The great Milton Friedman repeatedly explained that rising prices are an inevitable consequence of easy-money policies by central banks.
That’s a lesson everyone should have learned about 50 years ago when the Federal Reserve unleashed the inflation in the 1960s and 1970s (also blame Lyndon Johnson and Richard Nixon for appointing the wrong people).
And we should have learned another lesson when the Fed (with strong support from Ronald Reagan) then put the inflation genie back in the bottle in the 1980s.
But today’s central bankers must have been very bad students.
Writing for National Review, E.J. Antoni explains that we are once again bearing the inevitable cost of bad monetary policy.
…central banks are allowing interest rates to rise in an effort to belatedly respond to a crisis they helped cause. …the global economic downturn has been baked into the cake for months. …central banks around the world laid the groundwork for economic pain when they decided to finance trillions of dollars in unfunded government spending in 2020. As those central banks continued — and in some cases accelerated — their excessive money creation throughout 2021 and into 2022, a global downturn became inevitable. …History shows that high levels of inflation almost always lead to recession …once inflation became apparent central bankers persisted with their earlier course, feeding inflation, rather than starving it.

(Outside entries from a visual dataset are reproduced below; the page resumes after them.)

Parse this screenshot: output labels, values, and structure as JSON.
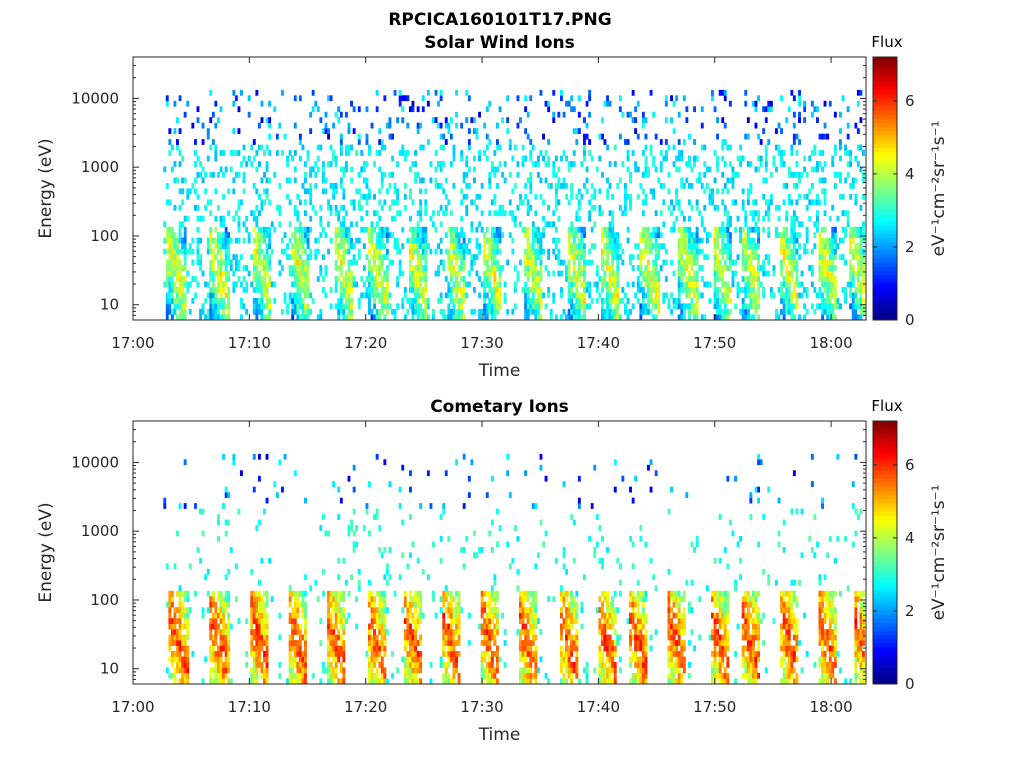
{
  "figure": {
    "title": "RPCICA160101T17.PNG"
  },
  "chart_data": [
    {
      "type": "heatmap",
      "title": "Solar Wind Ions",
      "xlabel": "Time",
      "ylabel": "Energy (eV)",
      "x_ticks": [
        "17:00",
        "17:10",
        "17:20",
        "17:30",
        "17:40",
        "17:50",
        "18:00"
      ],
      "x_range": [
        "17:00",
        "18:03"
      ],
      "y_scale": "log",
      "y_ticks": [
        10,
        100,
        1000,
        10000
      ],
      "y_tick_labels": [
        "10",
        "100",
        "1000",
        "10000"
      ],
      "y_range": [
        6,
        40000
      ],
      "colorbar": {
        "title": "Flux",
        "label": "eV⁻¹cm⁻²sr⁻¹s⁻¹",
        "ticks": [
          0,
          2,
          4,
          6
        ],
        "range": [
          0,
          7.2
        ]
      },
      "sweep_start_minutes": [
        2.8,
        6.5,
        10.2,
        13.5,
        17.2,
        20.2,
        23.5,
        26.8,
        30.0,
        33.5,
        37.2,
        40.0,
        43.5,
        46.8,
        49.8,
        52.2,
        55.5,
        58.8,
        61.5
      ],
      "peak_flux": 5.0,
      "peak_energy_ev": [
        10,
        80
      ],
      "background_flux": 2.5
    },
    {
      "type": "heatmap",
      "title": "Cometary Ions",
      "xlabel": "Time",
      "ylabel": "Energy (eV)",
      "x_ticks": [
        "17:00",
        "17:10",
        "17:20",
        "17:30",
        "17:40",
        "17:50",
        "18:00"
      ],
      "x_range": [
        "17:00",
        "18:03"
      ],
      "y_scale": "log",
      "y_ticks": [
        10,
        100,
        1000,
        10000
      ],
      "y_tick_labels": [
        "10",
        "100",
        "1000",
        "10000"
      ],
      "y_range": [
        6,
        40000
      ],
      "colorbar": {
        "title": "Flux",
        "label": "eV⁻¹cm⁻²sr⁻¹s⁻¹",
        "ticks": [
          0,
          2,
          4,
          6
        ],
        "range": [
          0,
          7.2
        ]
      },
      "sweep_start_minutes": [
        3.0,
        6.5,
        10.0,
        13.2,
        16.5,
        20.0,
        23.2,
        26.5,
        29.8,
        33.0,
        36.5,
        39.8,
        42.5,
        45.8,
        49.5,
        52.2,
        55.5,
        58.8,
        61.8
      ],
      "peak_flux": 6.5,
      "peak_energy_ev": [
        8,
        60
      ],
      "background_flux": 2.8
    }
  ]
}
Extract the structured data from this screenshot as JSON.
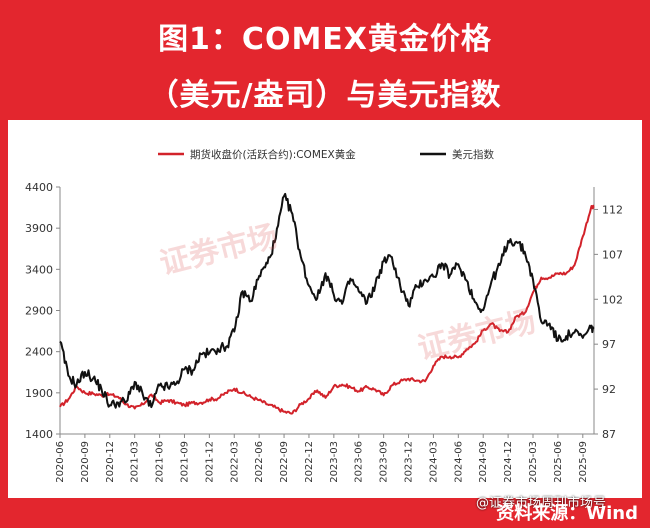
{
  "title": {
    "line1": "图1：COMEX黄金价格",
    "line2": "（美元/盎司）与美元指数"
  },
  "source": "资料来源：Wind",
  "credit": "@证券市场周刊市场号",
  "watermark": "证券市场",
  "colors": {
    "background": "#e3262e",
    "gold": "#d2222a",
    "usd": "#111111"
  },
  "chart_data": {
    "type": "line",
    "legend_position": "top",
    "grid": false,
    "x_ticks": [
      "2020-06",
      "2020-09",
      "2020-12",
      "2021-03",
      "2021-06",
      "2021-09",
      "2021-12",
      "2022-03",
      "2022-06",
      "2022-09",
      "2022-12",
      "2023-03",
      "2023-06",
      "2023-09",
      "2023-12",
      "2024-03",
      "2024-06",
      "2024-09",
      "2024-12",
      "2025-03",
      "2025-06",
      "2025-09"
    ],
    "y_left": {
      "ticks": [
        1400,
        1900,
        2400,
        2900,
        3400,
        3900,
        4400
      ],
      "lim": [
        1400,
        4400
      ]
    },
    "y_right": {
      "ticks": [
        87,
        92,
        97,
        102,
        107,
        112
      ],
      "lim": [
        87,
        114.5
      ]
    },
    "series": [
      {
        "name": "期货收盘价(活跃合约):COMEX黄金",
        "axis": "left",
        "x": [
          "2020-06",
          "2020-07",
          "2020-08",
          "2020-09",
          "2020-10",
          "2020-11",
          "2020-12",
          "2021-01",
          "2021-02",
          "2021-03",
          "2021-04",
          "2021-05",
          "2021-06",
          "2021-07",
          "2021-08",
          "2021-09",
          "2021-10",
          "2021-11",
          "2021-12",
          "2022-01",
          "2022-02",
          "2022-03",
          "2022-04",
          "2022-05",
          "2022-06",
          "2022-07",
          "2022-08",
          "2022-09",
          "2022-10",
          "2022-11",
          "2022-12",
          "2023-01",
          "2023-02",
          "2023-03",
          "2023-04",
          "2023-05",
          "2023-06",
          "2023-07",
          "2023-08",
          "2023-09",
          "2023-10",
          "2023-11",
          "2023-12",
          "2024-01",
          "2024-02",
          "2024-03",
          "2024-04",
          "2024-05",
          "2024-06",
          "2024-07",
          "2024-08",
          "2024-09",
          "2024-10",
          "2024-11",
          "2024-12",
          "2025-01",
          "2025-02",
          "2025-03",
          "2025-04",
          "2025-05",
          "2025-06",
          "2025-07",
          "2025-08",
          "2025-09",
          "2025-10"
        ],
        "values": [
          1730,
          1820,
          1980,
          1900,
          1890,
          1870,
          1880,
          1850,
          1760,
          1710,
          1760,
          1880,
          1780,
          1810,
          1780,
          1750,
          1780,
          1780,
          1820,
          1830,
          1900,
          1950,
          1900,
          1850,
          1810,
          1760,
          1720,
          1670,
          1650,
          1760,
          1830,
          1930,
          1840,
          1980,
          2000,
          1970,
          1920,
          1970,
          1940,
          1870,
          1990,
          2040,
          2070,
          2050,
          2040,
          2230,
          2340,
          2340,
          2330,
          2430,
          2500,
          2660,
          2740,
          2650,
          2640,
          2830,
          2870,
          3120,
          3300,
          3300,
          3350,
          3350,
          3450,
          3800,
          4150
        ]
      },
      {
        "name": "美元指数",
        "axis": "right",
        "x": [
          "2020-06",
          "2020-07",
          "2020-08",
          "2020-09",
          "2020-10",
          "2020-11",
          "2020-12",
          "2021-01",
          "2021-02",
          "2021-03",
          "2021-04",
          "2021-05",
          "2021-06",
          "2021-07",
          "2021-08",
          "2021-09",
          "2021-10",
          "2021-11",
          "2021-12",
          "2022-01",
          "2022-02",
          "2022-03",
          "2022-04",
          "2022-05",
          "2022-06",
          "2022-07",
          "2022-08",
          "2022-09",
          "2022-10",
          "2022-11",
          "2022-12",
          "2023-01",
          "2023-02",
          "2023-03",
          "2023-04",
          "2023-05",
          "2023-06",
          "2023-07",
          "2023-08",
          "2023-09",
          "2023-10",
          "2023-11",
          "2023-12",
          "2024-01",
          "2024-02",
          "2024-03",
          "2024-04",
          "2024-05",
          "2024-06",
          "2024-07",
          "2024-08",
          "2024-09",
          "2024-10",
          "2024-11",
          "2024-12",
          "2025-01",
          "2025-02",
          "2025-03",
          "2025-04",
          "2025-05",
          "2025-06",
          "2025-07",
          "2025-08",
          "2025-09",
          "2025-10"
        ],
        "values": [
          97.3,
          93.5,
          92.5,
          93.9,
          93.2,
          92.0,
          90.2,
          90.5,
          90.6,
          92.8,
          91.3,
          90.0,
          92.4,
          92.2,
          92.6,
          94.2,
          94.1,
          95.9,
          96.0,
          96.5,
          96.7,
          98.4,
          102.9,
          101.8,
          104.6,
          106.0,
          108.8,
          113.5,
          111.5,
          106.8,
          103.5,
          102.1,
          104.9,
          102.5,
          101.5,
          104.3,
          102.9,
          101.6,
          103.6,
          106.2,
          106.7,
          103.5,
          101.3,
          103.4,
          104.2,
          104.5,
          106.0,
          104.7,
          105.9,
          104.1,
          101.7,
          100.8,
          104.0,
          105.8,
          108.5,
          108.4,
          107.3,
          104.2,
          99.5,
          99.3,
          97.4,
          97.9,
          98.3,
          97.7,
          98.8
        ]
      }
    ]
  }
}
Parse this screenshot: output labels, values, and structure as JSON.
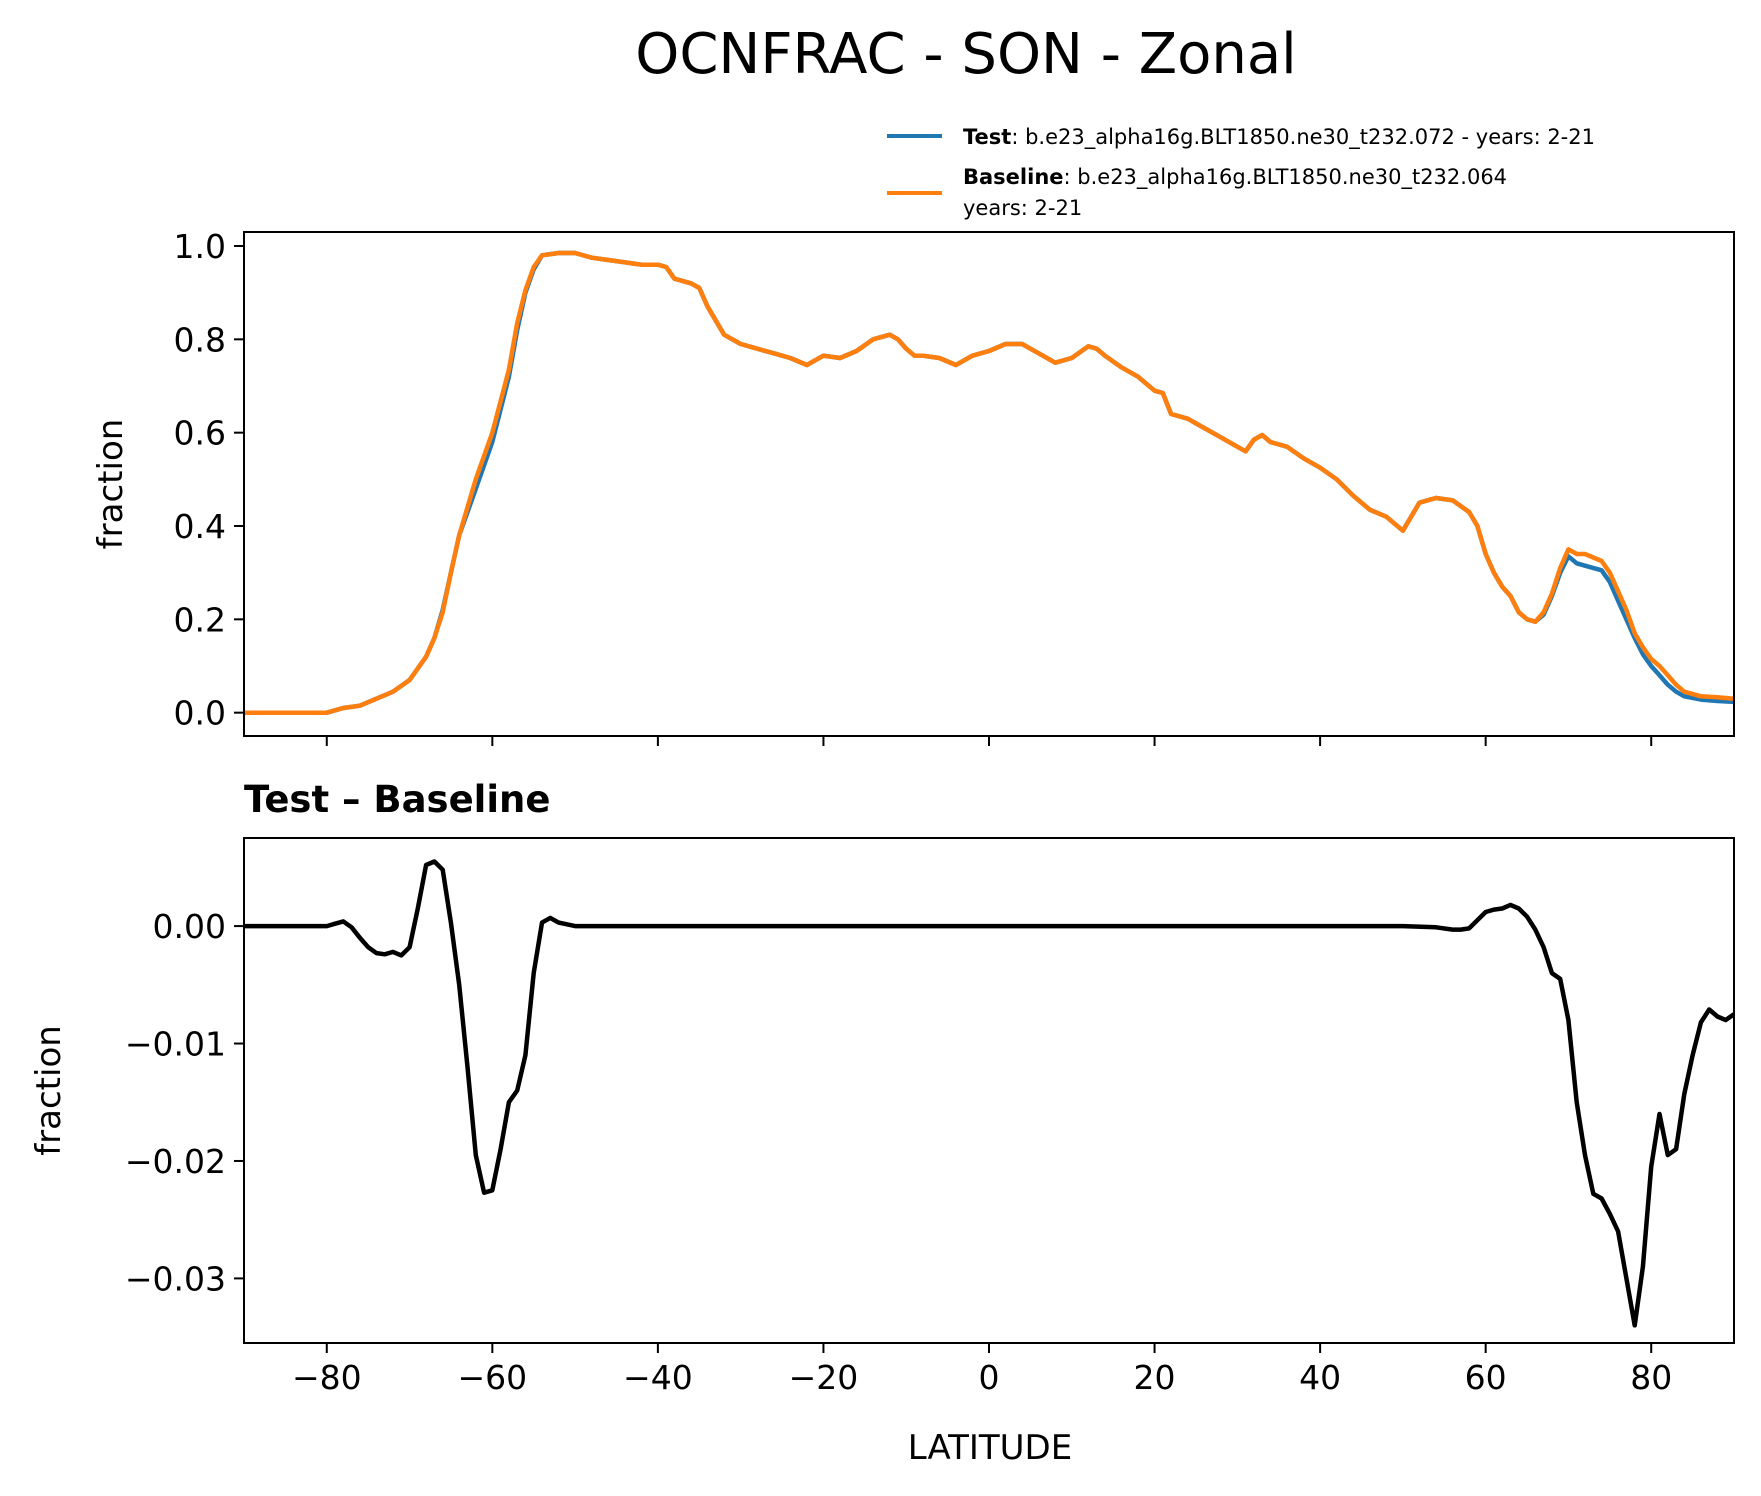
{
  "figure": {
    "title": "OCNFRAC - SON - Zonal"
  },
  "legend": {
    "test": {
      "label_bold": "Test",
      "label_rest": ": b.e23_alpha16g.BLT1850.ne30_t232.072 - years: 2-21"
    },
    "baseline": {
      "label_bold": "Baseline",
      "label_rest": ": b.e23_alpha16g.BLT1850.ne30_t232.064",
      "label_line2": "years: 2-21"
    }
  },
  "colors": {
    "test": "#1f77b4",
    "baseline": "#ff7f0e",
    "diff": "#000000"
  },
  "chart_data": [
    {
      "type": "line",
      "panel": "top",
      "title": "",
      "xlabel": "",
      "ylabel": "fraction",
      "xlim": [
        -90,
        90
      ],
      "ylim": [
        -0.05,
        1.03
      ],
      "yticks": [
        0.0,
        0.2,
        0.4,
        0.6,
        0.8,
        1.0
      ],
      "ytick_labels": [
        "0.0",
        "0.2",
        "0.4",
        "0.6",
        "0.8",
        "1.0"
      ],
      "xticks": [
        -80,
        -60,
        -40,
        -20,
        0,
        20,
        40,
        60,
        80
      ],
      "legend_position": "top-right (outside axes)",
      "series": [
        {
          "name": "Test",
          "x": [
            -90,
            -88,
            -86,
            -84,
            -82,
            -80,
            -79,
            -78,
            -76,
            -74,
            -72,
            -70,
            -68,
            -67,
            -66,
            -65,
            -64,
            -62,
            -60,
            -58,
            -57,
            -56,
            -55,
            -54,
            -52,
            -50,
            -48,
            -46,
            -44,
            -42,
            -40,
            -39,
            -38,
            -36,
            -35,
            -34,
            -32,
            -30,
            -28,
            -26,
            -24,
            -22,
            -20,
            -18,
            -16,
            -14,
            -12,
            -11,
            -10,
            -9,
            -8,
            -6,
            -4,
            -2,
            0,
            2,
            4,
            6,
            8,
            10,
            12,
            13,
            14,
            16,
            18,
            20,
            21,
            22,
            24,
            26,
            28,
            30,
            31,
            32,
            33,
            34,
            36,
            38,
            40,
            42,
            44,
            46,
            48,
            50,
            52,
            53,
            54,
            56,
            58,
            59,
            60,
            61,
            62,
            63,
            64,
            65,
            66,
            67,
            68,
            69,
            70,
            71,
            72,
            74,
            75,
            76,
            77,
            78,
            79,
            80,
            81,
            82,
            83,
            84,
            86,
            88,
            90
          ],
          "values": [
            0.0,
            0.0,
            0.0,
            0.0,
            0.0,
            0.0,
            0.005,
            0.01,
            0.015,
            0.03,
            0.045,
            0.07,
            0.12,
            0.16,
            0.22,
            0.3,
            0.38,
            0.48,
            0.58,
            0.72,
            0.82,
            0.9,
            0.95,
            0.98,
            0.985,
            0.985,
            0.975,
            0.97,
            0.965,
            0.96,
            0.96,
            0.955,
            0.93,
            0.92,
            0.91,
            0.87,
            0.81,
            0.79,
            0.78,
            0.77,
            0.76,
            0.745,
            0.765,
            0.76,
            0.775,
            0.8,
            0.81,
            0.8,
            0.78,
            0.765,
            0.765,
            0.76,
            0.745,
            0.765,
            0.775,
            0.79,
            0.79,
            0.77,
            0.75,
            0.76,
            0.785,
            0.78,
            0.765,
            0.74,
            0.72,
            0.69,
            0.685,
            0.64,
            0.63,
            0.61,
            0.59,
            0.57,
            0.56,
            0.585,
            0.595,
            0.58,
            0.57,
            0.545,
            0.525,
            0.5,
            0.465,
            0.435,
            0.42,
            0.39,
            0.45,
            0.455,
            0.46,
            0.455,
            0.43,
            0.4,
            0.34,
            0.3,
            0.27,
            0.25,
            0.215,
            0.2,
            0.195,
            0.21,
            0.25,
            0.3,
            0.335,
            0.32,
            0.315,
            0.305,
            0.28,
            0.24,
            0.2,
            0.16,
            0.125,
            0.1,
            0.08,
            0.06,
            0.045,
            0.035,
            0.028,
            0.025,
            0.023
          ]
        },
        {
          "name": "Baseline",
          "x": [
            -90,
            -88,
            -86,
            -84,
            -82,
            -80,
            -79,
            -78,
            -76,
            -74,
            -72,
            -70,
            -68,
            -67,
            -66,
            -65,
            -64,
            -62,
            -60,
            -58,
            -57,
            -56,
            -55,
            -54,
            -52,
            -50,
            -48,
            -46,
            -44,
            -42,
            -40,
            -39,
            -38,
            -36,
            -35,
            -34,
            -32,
            -30,
            -28,
            -26,
            -24,
            -22,
            -20,
            -18,
            -16,
            -14,
            -12,
            -11,
            -10,
            -9,
            -8,
            -6,
            -4,
            -2,
            0,
            2,
            4,
            6,
            8,
            10,
            12,
            13,
            14,
            16,
            18,
            20,
            21,
            22,
            24,
            26,
            28,
            30,
            31,
            32,
            33,
            34,
            36,
            38,
            40,
            42,
            44,
            46,
            48,
            50,
            52,
            53,
            54,
            56,
            58,
            59,
            60,
            61,
            62,
            63,
            64,
            65,
            66,
            67,
            68,
            69,
            70,
            71,
            72,
            74,
            75,
            76,
            77,
            78,
            79,
            80,
            81,
            82,
            83,
            84,
            86,
            88,
            90
          ],
          "values": [
            0.0,
            0.0,
            0.0,
            0.0,
            0.0,
            0.0,
            0.005,
            0.01,
            0.015,
            0.03,
            0.045,
            0.07,
            0.12,
            0.16,
            0.215,
            0.3,
            0.38,
            0.5,
            0.6,
            0.735,
            0.835,
            0.905,
            0.955,
            0.98,
            0.985,
            0.985,
            0.975,
            0.97,
            0.965,
            0.96,
            0.96,
            0.955,
            0.93,
            0.92,
            0.91,
            0.87,
            0.81,
            0.79,
            0.78,
            0.77,
            0.76,
            0.745,
            0.765,
            0.76,
            0.775,
            0.8,
            0.81,
            0.8,
            0.78,
            0.765,
            0.765,
            0.76,
            0.745,
            0.765,
            0.775,
            0.79,
            0.79,
            0.77,
            0.75,
            0.76,
            0.785,
            0.78,
            0.765,
            0.74,
            0.72,
            0.69,
            0.685,
            0.64,
            0.63,
            0.61,
            0.59,
            0.57,
            0.56,
            0.585,
            0.595,
            0.58,
            0.57,
            0.545,
            0.525,
            0.5,
            0.465,
            0.435,
            0.42,
            0.39,
            0.45,
            0.455,
            0.46,
            0.455,
            0.43,
            0.4,
            0.34,
            0.3,
            0.27,
            0.25,
            0.215,
            0.2,
            0.195,
            0.215,
            0.255,
            0.31,
            0.35,
            0.34,
            0.34,
            0.325,
            0.3,
            0.26,
            0.22,
            0.17,
            0.14,
            0.115,
            0.1,
            0.08,
            0.06,
            0.045,
            0.035,
            0.033,
            0.03
          ]
        }
      ]
    },
    {
      "type": "line",
      "panel": "bottom",
      "title": "Test – Baseline",
      "xlabel": "LATITUDE",
      "ylabel": "fraction",
      "xlim": [
        -90,
        90
      ],
      "ylim": [
        -0.0355,
        0.0075
      ],
      "yticks": [
        0.0,
        -0.01,
        -0.02,
        -0.03
      ],
      "ytick_labels": [
        "0.00",
        "−0.01",
        "−0.02",
        "−0.03"
      ],
      "xticks": [
        -80,
        -60,
        -40,
        -20,
        0,
        20,
        40,
        60,
        80
      ],
      "xtick_labels": [
        "−80",
        "−60",
        "−40",
        "−20",
        "0",
        "20",
        "40",
        "60",
        "80"
      ],
      "series": [
        {
          "name": "Test – Baseline",
          "x": [
            -90,
            -88,
            -86,
            -84,
            -82,
            -80,
            -79,
            -78,
            -77,
            -76,
            -75,
            -74,
            -73,
            -72,
            -71,
            -70,
            -69,
            -68,
            -67,
            -66,
            -65,
            -64,
            -63,
            -62,
            -61,
            -60,
            -59,
            -58,
            -57,
            -56,
            -55,
            -54,
            -53,
            -52,
            -50,
            -40,
            -20,
            0,
            20,
            40,
            50,
            54,
            56,
            57,
            58,
            59,
            60,
            61,
            62,
            63,
            64,
            65,
            66,
            67,
            68,
            69,
            70,
            71,
            72,
            73,
            74,
            75,
            76,
            77,
            78,
            79,
            80,
            81,
            82,
            83,
            84,
            85,
            86,
            87,
            88,
            89,
            90
          ],
          "values": [
            0.0,
            0.0,
            0.0,
            0.0,
            0.0,
            0.0,
            0.0002,
            0.0004,
            -0.0001,
            -0.001,
            -0.0018,
            -0.0023,
            -0.0024,
            -0.0022,
            -0.0025,
            -0.0018,
            0.0015,
            0.0052,
            0.0055,
            0.0048,
            0.0003,
            -0.005,
            -0.012,
            -0.0195,
            -0.0227,
            -0.0225,
            -0.019,
            -0.015,
            -0.014,
            -0.011,
            -0.004,
            0.0003,
            0.0007,
            0.0003,
            0.0,
            0.0,
            0.0,
            0.0,
            0.0,
            0.0,
            0.0,
            -0.0001,
            -0.0003,
            -0.0003,
            -0.0002,
            0.0005,
            0.0012,
            0.0014,
            0.0015,
            0.0018,
            0.0015,
            0.0008,
            -0.0003,
            -0.0018,
            -0.004,
            -0.0045,
            -0.008,
            -0.015,
            -0.0195,
            -0.0228,
            -0.0232,
            -0.0245,
            -0.026,
            -0.03,
            -0.034,
            -0.029,
            -0.0205,
            -0.016,
            -0.0195,
            -0.019,
            -0.0143,
            -0.011,
            -0.0082,
            -0.0071,
            -0.0077,
            -0.008,
            -0.0075
          ]
        }
      ]
    }
  ]
}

If they had acted earlier, far less drastic treatment would now be required. …there is no way around the harsh reality that the bill is coming due for the last two years of monetary malfeasance.
Well said. Easy-money policy is like having six drinks at the bar. The consequences – rising prices, financial bubbles, and recessions – are akin to the hangover.
However, while I agree with the above article, I don’t agree with the title. It should be changed to: “Economies Can’t Avoid the Consequences of Central Bank Actions.”
Why the new title?
For the simple reason that central bankers are actually very capable of dodging responsibility for their mistakes.
For instance, has anyone heard the head of the Federal Reserve, Jerome Powell, apologize for dumping $4 trillion of liquidity into the economy in 2020 and 2021, thus creating today’s big price increases in the United States?
A more glaring example comes from the United Kingdom, where the former Governor of the Bank of England wants to blame Brexit. I’m not joking. Here are some excerpts from a Bloomberg story.
Former Bank of England Governor Mark Carney pointed to Brexit as a key reason why the UK central bank is now having to hike interest rates in its struggle to contain inflation. Alongside rising energy prices and a tight labor market, Britain’s exit from the European Union added to the economic headwinds for the UK, according to Carney. “In the UK, unfortunately, we’ve also had in the near term the impact of Brexit, which has slowed the pace at which the economy can grow,” Carney said in an interview with BBC Radio 4’s “Today” program on Friday. …“The economy’s capacity would go down for a period of time because of Brexit, that would add to inflationary pressure, and we would have a situation, which is the situation we have today, where the Bank of England has to raise interest rates despite the fact the economy is going into recession.”
This is galling.
Brexit did not cause inflation. The finger of blame should be pointed at the Bank of England.
Like the Fed, the BoE dramatically expanded its balance sheet starting in the spring of 2020.
And, like the Fed (and the European Central Bank), it maintained an easy-money policy for the remainder of the year and throughout 2021 – even after it became very clear that the pandemic was not going to cause an economic crisis.
To be fair, Carney left the Bank of England in early 2020, so it’s possible he might not have made the same mistake as Andrew Bailey, who took his place.
But Carney blaming Brexit shows that, if nothing else, he is willing to prevaricate to protect the BoE’s reputation.
What makes his analysis so absurd is that he almost surely would have made the same claims regardless of what happened after Brexit.
- Boris Johnson delivered Brexit, but then proceeded to enact bad policies such as higher taxes and more spending. The economy weakened and Carney says this is why the BoE is being forced to raise interest rates.
- But if Johnson had enacted good policy (the Singapore-on-Thames scenario), the economy would be performing much better. In that case, Carney doubtlessly would have claimed interest rates needed to rise because of overheating.
In reality, of course, interest rates are going up because the BoE is trying to undo its easy-money mistake.
Too bad Carney isn’t man enough to admit what’s really happening. Maybe a woman would be more honest.
P.S. The current Governor of the BoE, Bailey, also likes shifting blame since he wants people to think that Liz Truss’ proposed tax cuts were responsible for financial market instability – even though his easy-money policies are the real culprit.